Die Angriffe von muslimischen Terroristen auf Christen im Norden des Irak reißen nicht ab. Nach Angaben von Regierungsvertretern in der Region sind rund 3000 Gläubige auf der Flucht. Allein am vergangenen Wochenende wurden circa 14 Christen getötet. Viele Familien wurden bedroht und aus ihren Häusern vertrieben.
Um die christliche Minderheit vor der Gewalt zu schützen, hat die Regierung unter Premierminister Maliki jetzt eine Polizeischutztruppe in den Unruheherd Mossul geschickt. Ob Christen dadurch tatsächlich wieder in Sicherheit sind, bleibt fraglich, meint Otmar Oehring, Menschenrechtsbeauftragter bei Missio.
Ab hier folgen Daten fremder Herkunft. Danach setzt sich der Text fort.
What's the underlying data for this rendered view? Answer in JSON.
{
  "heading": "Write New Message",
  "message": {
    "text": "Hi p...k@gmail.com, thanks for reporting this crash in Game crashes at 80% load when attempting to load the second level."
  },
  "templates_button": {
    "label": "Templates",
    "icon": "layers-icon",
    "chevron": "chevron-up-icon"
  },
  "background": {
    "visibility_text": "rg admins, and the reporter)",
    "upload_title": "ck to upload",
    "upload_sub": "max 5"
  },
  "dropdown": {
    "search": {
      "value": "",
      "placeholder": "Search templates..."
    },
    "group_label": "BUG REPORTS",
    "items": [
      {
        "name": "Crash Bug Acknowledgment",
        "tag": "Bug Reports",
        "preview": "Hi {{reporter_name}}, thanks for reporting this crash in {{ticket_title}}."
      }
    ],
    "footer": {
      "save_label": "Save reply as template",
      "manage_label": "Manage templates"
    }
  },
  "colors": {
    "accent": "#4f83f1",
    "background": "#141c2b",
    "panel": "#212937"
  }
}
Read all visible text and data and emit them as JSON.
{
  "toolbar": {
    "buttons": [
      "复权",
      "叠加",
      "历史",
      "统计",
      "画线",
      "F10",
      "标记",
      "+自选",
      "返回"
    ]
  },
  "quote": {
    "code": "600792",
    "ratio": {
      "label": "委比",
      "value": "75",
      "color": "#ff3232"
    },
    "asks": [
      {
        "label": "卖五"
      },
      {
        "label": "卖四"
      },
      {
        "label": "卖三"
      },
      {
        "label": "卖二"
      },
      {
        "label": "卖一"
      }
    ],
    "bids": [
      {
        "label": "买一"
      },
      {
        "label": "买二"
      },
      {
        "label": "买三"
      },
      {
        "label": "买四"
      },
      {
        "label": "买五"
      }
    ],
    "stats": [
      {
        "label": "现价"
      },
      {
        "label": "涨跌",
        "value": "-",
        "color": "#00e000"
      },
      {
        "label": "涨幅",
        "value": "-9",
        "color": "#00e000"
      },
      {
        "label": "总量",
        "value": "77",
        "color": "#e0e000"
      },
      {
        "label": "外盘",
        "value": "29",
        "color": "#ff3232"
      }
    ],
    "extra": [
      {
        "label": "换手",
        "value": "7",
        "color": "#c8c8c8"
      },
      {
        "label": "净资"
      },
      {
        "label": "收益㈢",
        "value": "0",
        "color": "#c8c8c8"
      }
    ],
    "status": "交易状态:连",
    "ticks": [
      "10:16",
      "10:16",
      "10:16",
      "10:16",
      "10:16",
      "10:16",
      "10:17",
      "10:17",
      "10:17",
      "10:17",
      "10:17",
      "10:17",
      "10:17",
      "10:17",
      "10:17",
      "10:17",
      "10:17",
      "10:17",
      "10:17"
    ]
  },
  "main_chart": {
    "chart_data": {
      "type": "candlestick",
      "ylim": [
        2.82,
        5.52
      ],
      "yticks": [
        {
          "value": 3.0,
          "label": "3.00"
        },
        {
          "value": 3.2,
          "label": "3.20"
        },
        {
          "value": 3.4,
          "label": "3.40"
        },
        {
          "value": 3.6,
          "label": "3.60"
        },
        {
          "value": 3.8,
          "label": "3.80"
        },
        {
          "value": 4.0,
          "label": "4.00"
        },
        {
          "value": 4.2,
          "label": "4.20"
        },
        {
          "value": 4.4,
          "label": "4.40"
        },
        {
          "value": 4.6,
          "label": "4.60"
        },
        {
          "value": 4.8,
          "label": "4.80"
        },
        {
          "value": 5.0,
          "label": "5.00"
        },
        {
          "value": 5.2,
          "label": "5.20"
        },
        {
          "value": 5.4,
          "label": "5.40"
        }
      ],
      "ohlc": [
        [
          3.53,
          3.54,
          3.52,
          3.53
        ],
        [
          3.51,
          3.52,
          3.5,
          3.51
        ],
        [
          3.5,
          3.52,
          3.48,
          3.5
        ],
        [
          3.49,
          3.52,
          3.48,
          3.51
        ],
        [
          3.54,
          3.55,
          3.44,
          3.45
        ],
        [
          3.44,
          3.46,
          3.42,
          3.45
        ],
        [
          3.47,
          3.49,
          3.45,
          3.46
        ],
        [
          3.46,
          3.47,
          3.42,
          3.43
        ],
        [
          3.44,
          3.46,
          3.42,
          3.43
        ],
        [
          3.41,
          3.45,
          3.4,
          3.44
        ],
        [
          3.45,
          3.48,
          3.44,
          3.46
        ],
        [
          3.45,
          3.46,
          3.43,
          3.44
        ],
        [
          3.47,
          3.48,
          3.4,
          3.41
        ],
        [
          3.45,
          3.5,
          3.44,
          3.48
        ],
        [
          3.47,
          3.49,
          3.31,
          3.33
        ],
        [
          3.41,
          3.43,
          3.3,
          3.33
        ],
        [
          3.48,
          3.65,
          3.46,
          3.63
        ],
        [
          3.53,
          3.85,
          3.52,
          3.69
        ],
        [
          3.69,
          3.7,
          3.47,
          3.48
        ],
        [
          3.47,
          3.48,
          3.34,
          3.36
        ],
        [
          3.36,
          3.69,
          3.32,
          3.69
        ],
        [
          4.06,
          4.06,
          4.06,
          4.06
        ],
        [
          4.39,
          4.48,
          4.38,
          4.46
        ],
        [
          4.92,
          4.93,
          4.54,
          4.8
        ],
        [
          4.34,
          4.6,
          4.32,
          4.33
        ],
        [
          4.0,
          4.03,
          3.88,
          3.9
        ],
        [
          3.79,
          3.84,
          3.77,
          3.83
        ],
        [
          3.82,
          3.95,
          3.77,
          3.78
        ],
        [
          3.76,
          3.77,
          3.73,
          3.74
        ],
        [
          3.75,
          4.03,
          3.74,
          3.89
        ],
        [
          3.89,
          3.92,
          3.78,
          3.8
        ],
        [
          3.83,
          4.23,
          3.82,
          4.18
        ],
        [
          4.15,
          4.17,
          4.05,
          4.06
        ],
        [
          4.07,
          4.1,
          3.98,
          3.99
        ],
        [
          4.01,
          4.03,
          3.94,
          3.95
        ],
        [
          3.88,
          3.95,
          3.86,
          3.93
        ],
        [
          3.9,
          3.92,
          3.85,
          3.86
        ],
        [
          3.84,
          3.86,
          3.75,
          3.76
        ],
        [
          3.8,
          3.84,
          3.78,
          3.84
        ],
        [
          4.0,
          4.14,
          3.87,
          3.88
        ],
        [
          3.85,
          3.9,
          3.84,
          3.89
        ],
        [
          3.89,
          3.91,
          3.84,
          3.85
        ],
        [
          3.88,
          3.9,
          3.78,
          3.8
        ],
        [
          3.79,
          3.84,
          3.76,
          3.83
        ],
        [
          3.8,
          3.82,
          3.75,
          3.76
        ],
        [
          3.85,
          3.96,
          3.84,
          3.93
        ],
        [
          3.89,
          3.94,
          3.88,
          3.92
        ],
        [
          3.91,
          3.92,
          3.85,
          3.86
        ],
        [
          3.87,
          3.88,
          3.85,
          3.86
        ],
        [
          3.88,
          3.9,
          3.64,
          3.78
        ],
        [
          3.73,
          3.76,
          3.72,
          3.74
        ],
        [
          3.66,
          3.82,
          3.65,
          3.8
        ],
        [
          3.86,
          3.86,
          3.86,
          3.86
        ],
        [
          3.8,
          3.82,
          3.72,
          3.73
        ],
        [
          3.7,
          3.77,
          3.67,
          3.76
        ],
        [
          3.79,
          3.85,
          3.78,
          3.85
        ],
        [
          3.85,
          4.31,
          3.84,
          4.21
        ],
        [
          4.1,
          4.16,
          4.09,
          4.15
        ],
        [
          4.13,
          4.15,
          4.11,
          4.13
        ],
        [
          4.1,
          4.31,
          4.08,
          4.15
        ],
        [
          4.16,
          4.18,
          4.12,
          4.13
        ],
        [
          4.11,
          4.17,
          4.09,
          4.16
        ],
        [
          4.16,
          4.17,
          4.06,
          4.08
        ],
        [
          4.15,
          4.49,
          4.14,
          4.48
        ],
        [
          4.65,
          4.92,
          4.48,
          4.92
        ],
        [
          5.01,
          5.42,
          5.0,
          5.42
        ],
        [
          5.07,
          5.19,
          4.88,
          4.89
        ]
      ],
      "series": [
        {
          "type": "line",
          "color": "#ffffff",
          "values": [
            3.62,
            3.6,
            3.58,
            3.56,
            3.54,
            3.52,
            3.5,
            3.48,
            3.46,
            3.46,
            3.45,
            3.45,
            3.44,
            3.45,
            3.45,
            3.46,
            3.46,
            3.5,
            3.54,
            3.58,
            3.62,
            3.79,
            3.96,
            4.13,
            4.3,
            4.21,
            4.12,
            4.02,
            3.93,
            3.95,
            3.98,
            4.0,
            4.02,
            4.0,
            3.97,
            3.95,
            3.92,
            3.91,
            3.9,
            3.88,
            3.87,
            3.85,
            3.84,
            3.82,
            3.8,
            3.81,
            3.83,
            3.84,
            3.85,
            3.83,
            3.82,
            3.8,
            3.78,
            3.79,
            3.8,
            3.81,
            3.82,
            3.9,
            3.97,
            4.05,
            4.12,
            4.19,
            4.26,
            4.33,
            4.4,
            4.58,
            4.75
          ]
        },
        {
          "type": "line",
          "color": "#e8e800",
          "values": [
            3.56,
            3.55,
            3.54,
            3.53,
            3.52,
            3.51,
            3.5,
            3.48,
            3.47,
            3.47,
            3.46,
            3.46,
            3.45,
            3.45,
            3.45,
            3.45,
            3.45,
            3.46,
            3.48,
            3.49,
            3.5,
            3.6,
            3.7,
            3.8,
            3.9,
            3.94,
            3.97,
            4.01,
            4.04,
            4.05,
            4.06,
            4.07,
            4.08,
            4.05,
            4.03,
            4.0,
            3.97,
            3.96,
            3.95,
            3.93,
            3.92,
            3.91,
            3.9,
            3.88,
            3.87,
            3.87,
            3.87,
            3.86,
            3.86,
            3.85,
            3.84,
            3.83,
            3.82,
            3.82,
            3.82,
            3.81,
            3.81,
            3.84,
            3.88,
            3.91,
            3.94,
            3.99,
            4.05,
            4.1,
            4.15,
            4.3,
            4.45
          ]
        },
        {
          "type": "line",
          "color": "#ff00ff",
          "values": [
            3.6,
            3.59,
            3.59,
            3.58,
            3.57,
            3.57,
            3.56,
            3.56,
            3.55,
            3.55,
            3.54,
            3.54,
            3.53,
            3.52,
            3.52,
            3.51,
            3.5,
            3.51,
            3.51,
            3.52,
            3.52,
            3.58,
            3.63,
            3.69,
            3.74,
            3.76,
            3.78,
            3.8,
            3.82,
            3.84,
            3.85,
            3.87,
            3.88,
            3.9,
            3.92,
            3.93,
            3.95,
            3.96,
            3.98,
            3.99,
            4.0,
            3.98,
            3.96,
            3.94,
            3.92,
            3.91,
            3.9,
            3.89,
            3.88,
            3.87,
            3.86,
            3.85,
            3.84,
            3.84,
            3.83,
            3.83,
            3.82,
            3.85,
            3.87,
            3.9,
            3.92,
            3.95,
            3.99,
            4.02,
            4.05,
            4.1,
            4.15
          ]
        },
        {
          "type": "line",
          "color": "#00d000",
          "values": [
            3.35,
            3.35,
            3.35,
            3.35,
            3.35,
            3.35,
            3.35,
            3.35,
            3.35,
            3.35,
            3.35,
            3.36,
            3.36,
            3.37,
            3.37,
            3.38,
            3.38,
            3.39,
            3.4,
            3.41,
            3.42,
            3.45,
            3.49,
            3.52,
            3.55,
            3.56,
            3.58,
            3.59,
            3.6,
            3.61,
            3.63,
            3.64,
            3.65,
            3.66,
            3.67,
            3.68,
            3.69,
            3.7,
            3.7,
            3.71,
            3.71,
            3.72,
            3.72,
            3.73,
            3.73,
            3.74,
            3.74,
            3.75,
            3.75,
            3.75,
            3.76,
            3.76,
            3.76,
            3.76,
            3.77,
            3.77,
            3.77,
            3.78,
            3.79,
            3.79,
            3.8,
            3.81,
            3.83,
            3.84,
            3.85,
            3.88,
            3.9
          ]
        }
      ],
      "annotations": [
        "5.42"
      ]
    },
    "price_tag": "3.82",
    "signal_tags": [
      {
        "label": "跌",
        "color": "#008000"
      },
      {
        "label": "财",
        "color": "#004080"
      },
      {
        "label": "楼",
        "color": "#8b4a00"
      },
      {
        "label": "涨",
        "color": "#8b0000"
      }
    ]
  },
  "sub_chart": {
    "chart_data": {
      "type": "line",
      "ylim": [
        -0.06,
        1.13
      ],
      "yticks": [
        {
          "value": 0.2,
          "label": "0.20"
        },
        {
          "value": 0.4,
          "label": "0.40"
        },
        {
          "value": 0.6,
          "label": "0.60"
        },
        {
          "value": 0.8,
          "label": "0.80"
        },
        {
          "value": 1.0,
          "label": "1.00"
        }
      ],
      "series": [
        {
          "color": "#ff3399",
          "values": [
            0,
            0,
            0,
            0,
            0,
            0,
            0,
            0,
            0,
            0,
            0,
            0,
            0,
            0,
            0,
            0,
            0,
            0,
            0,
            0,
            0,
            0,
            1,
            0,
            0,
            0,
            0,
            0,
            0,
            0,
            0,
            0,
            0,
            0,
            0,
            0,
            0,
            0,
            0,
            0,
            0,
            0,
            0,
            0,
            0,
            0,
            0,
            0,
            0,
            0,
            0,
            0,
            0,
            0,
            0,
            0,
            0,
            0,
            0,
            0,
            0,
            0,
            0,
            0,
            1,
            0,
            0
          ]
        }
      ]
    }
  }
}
Das Problem ist laut Oehring,… „…daß die Polizei natürlich zum Teil mit den Terroristen und den Kriminellen, die sich jetzt mehr oder weniger auf Kosten der Christen bereichert, zusammengetan hat und daß bei vielen Entführungsfällen zum Beispiel klar war, daß bei Straßensperren die Entführer keine Sorge haben mußten, von den staatlichen Sicherheitsbehörden kontrolliert zu werden, weil das schon vorab abgesprochen war. Daß Polizisten nun explizit Christen bewachen und beschützen sollen, macht meines Erachtens die Christen vielleicht sogar noch eher zum Ziel macht, als es bisher der Fall war.“
Seit dem Sturz des Hussein-Regimes zerfällt der Irak de facto in drei Teile, die jeweils von der schiitischen, sunnitischen und kurdischen Bevölkerung dominiert werden. Innerhalb dieser ethnisch-religiösen Aufteilung des Irak stört die christliche Minderheit. Die Gefahr für Gläubige sei daher noch lange nicht gebannt. Deshalb müßten Politik und Kirche an einem Strang ziehen und Flüchtlingen ihren Schutz anbieten, so Oehring:
„Ich denke aber insbesondere, daß die Führer der chaldäisch-katholischen Kirche, aber auch andere Kirchen im Irak, ihrer Verantwortung gerecht werden müssen und die Situation so beschreiben müssen, wie sie tatsächlich ist. Es ist zu lange davon geredet worden, daß die Lage im Irak so gut sei, daß die Christen dort bleiben könnten. Das ist auch durchaus nachzuvollziehen. Aber auf der anderen Seite müssten gerade der chaldäische Patriarch und die chaldäischen Bischöfe ganz klar sagen: In dieser Situation bitten und ermutigen wir die Regierungen der Länder der Europäischen Union, aber auch die Amerikaner und andere, Flüchtlinge aufzunehmen.“
Der Haß auf Christen, wie er sich jüngst in Mossul gezeigt hat, sei aber nicht zu verallgemeinern, meint Oehring: „Es gibt natürlich weiterhin viele Muslime im Irak, Schiiten und Sunniten, die eigentlich wollen, daß die Christen dableiben und die mit den Christen zusammenleben wollen. Und es gibt eben auch die anderen, die jetzt die Situation ausnutzen, die sich auch ganz banal an dem Hab und Gut der Christen bereichern wollen, die sich also mehr oder weniger auf einem großen Raubzug befinden.“
(RV)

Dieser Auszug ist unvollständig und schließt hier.